Invalid Device when using open mpi to run multiple processes on a machine with 8 gpus

I am executing my code on an 8 gpu node with MPS on. I am trying to overload the GPUs by running 21 processes through MPI in this fashion:

mpirun -np 21 ./a.out

This run results in the following error:
call to cuDevicePrimaryCtxRetain returned error 101: Invalid device

When I run this on a machine with only a single gpu, no issues occur and it executes (inefficiently) through MPS correctly.

I am certain that it has to do with how I am calling ACC_INIT

  ACC_NUM = ACC_GET_NUM_DEVICES(ACC_DEVICE_NVIDIA)
  GPUNUM  = MOD(MYID,ACC_NUM)
  CALL ACC_SET_DEVICE(GPUNUM,ACC_DEVICE_NVIDIA)
  CALL ACC_INIT(ACC_DEVICE_NVIDIA)
  ACC_DEV = ACC_GET_DEVICE_NUM(ACC_DEVICE_NVIDIA)

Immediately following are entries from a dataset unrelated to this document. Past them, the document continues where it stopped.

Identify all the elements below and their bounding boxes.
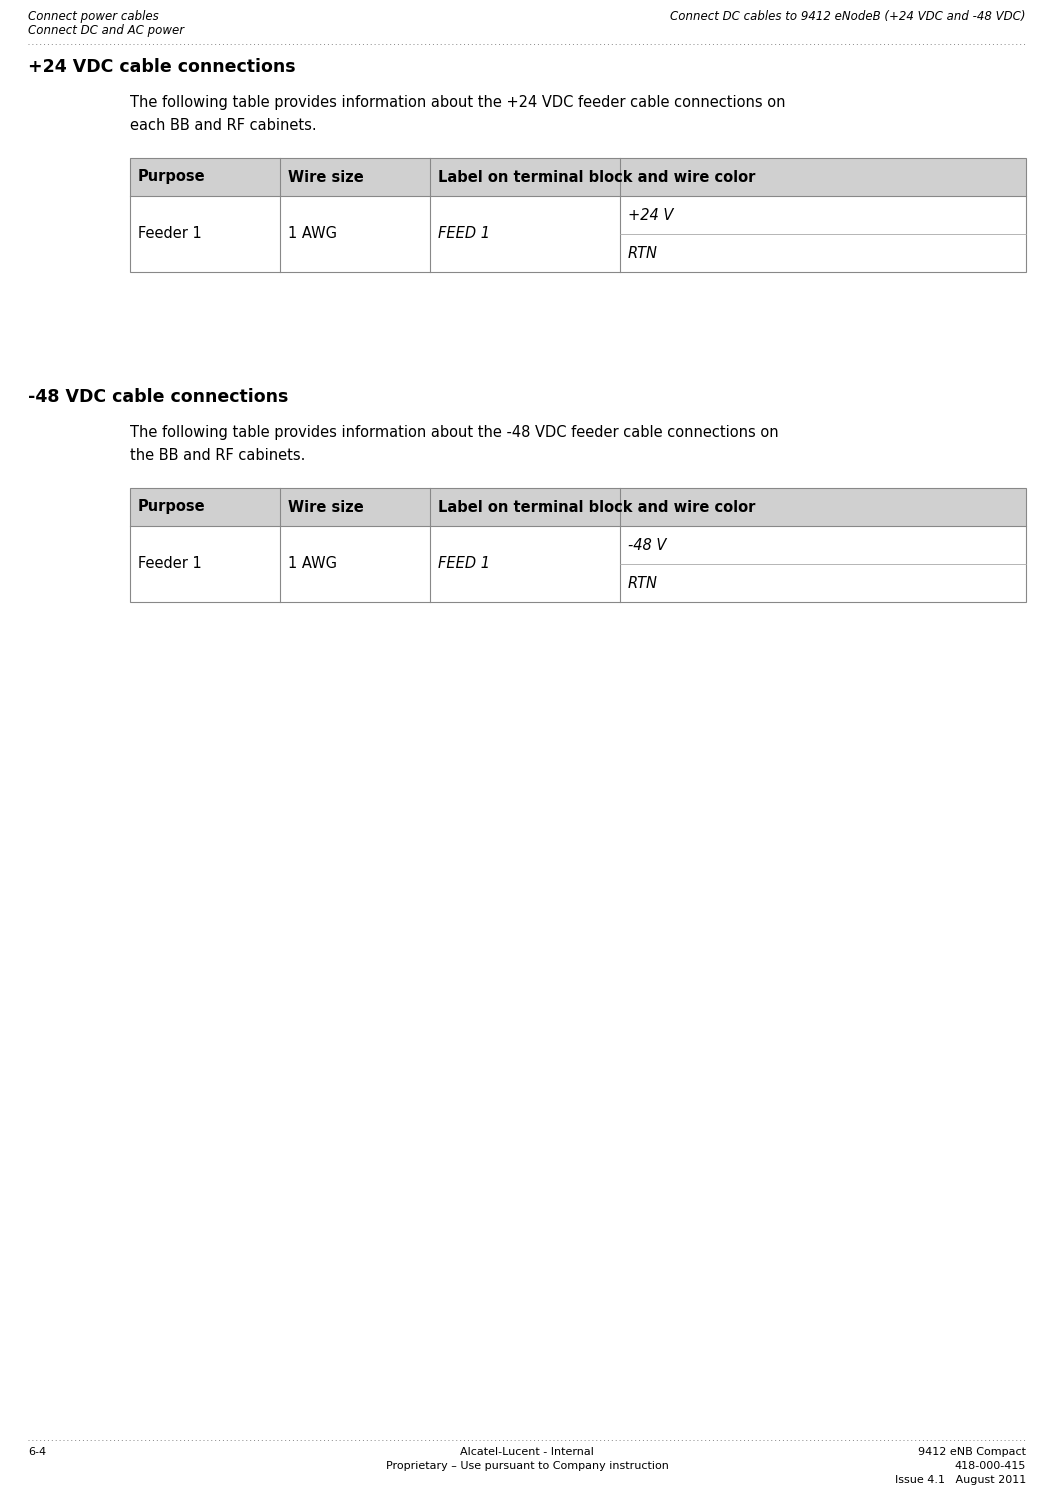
Text: Connect DC and AC power: Connect DC and AC power: [28, 24, 184, 37]
Text: Wire size: Wire size: [288, 170, 364, 185]
Text: 1 AWG: 1 AWG: [288, 556, 337, 572]
Bar: [130, 158, 1026, 273]
Text: RTN: RTN: [628, 575, 658, 590]
Bar: [130, 158, 1026, 197]
Text: Label on terminal block and wire color: Label on terminal block and wire color: [438, 170, 756, 185]
Text: FEED 1: FEED 1: [438, 226, 490, 241]
Text: Issue 4.1   August 2011: Issue 4.1 August 2011: [895, 1475, 1026, 1486]
Text: 6-4: 6-4: [28, 1447, 46, 1457]
Text: Feeder 1: Feeder 1: [138, 226, 201, 241]
Text: The following table provides information about the +24 VDC feeder cable connecti: The following table provides information…: [130, 95, 785, 110]
Text: each BB and RF cabinets.: each BB and RF cabinets.: [130, 118, 316, 133]
Text: 418-000-415: 418-000-415: [955, 1462, 1026, 1471]
Text: Alcatel-Lucent - Internal: Alcatel-Lucent - Internal: [460, 1447, 594, 1457]
Text: RTN: RTN: [628, 246, 658, 261]
Text: 9412 eNB Compact: 9412 eNB Compact: [918, 1447, 1026, 1457]
Text: Wire size: Wire size: [288, 499, 364, 514]
Bar: [130, 489, 1026, 602]
Text: +24 V: +24 V: [628, 207, 674, 222]
Text: Purpose: Purpose: [138, 170, 206, 185]
Text: -48 V: -48 V: [628, 538, 666, 553]
Text: Label on terminal block and wire color: Label on terminal block and wire color: [438, 499, 756, 514]
Text: The following table provides information about the -48 VDC feeder cable connecti: The following table provides information…: [130, 425, 779, 440]
Text: Feeder 1: Feeder 1: [138, 556, 201, 572]
Text: -48 VDC cable connections: -48 VDC cable connections: [28, 387, 289, 405]
Text: Purpose: Purpose: [138, 499, 206, 514]
Text: 1 AWG: 1 AWG: [288, 226, 337, 241]
Text: +24 VDC cable connections: +24 VDC cable connections: [28, 58, 295, 76]
Text: FEED 1: FEED 1: [438, 556, 490, 572]
Text: Proprietary – Use pursuant to Company instruction: Proprietary – Use pursuant to Company in…: [386, 1462, 668, 1471]
Bar: [130, 489, 1026, 526]
Text: Connect DC cables to 9412 eNodeB (+24 VDC and -48 VDC): Connect DC cables to 9412 eNodeB (+24 VD…: [670, 10, 1026, 22]
Text: the BB and RF cabinets.: the BB and RF cabinets.: [130, 448, 306, 463]
Text: Connect power cables: Connect power cables: [28, 10, 159, 22]
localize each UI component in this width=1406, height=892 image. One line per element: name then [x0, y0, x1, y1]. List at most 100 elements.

Any help would be appreciated.

Is this a CUDA programming question? It doesn’t look like it. If you are using PGI OpenACC, you might get more expert help by posting your question on the PGI forum. [url]http://www.pgroup.com/userforum/index.php[/url]

There is also an OpenACC section on this board. [url]https://devtalk.nvidia.com/default/board/56/openacc-toolkit/[/url]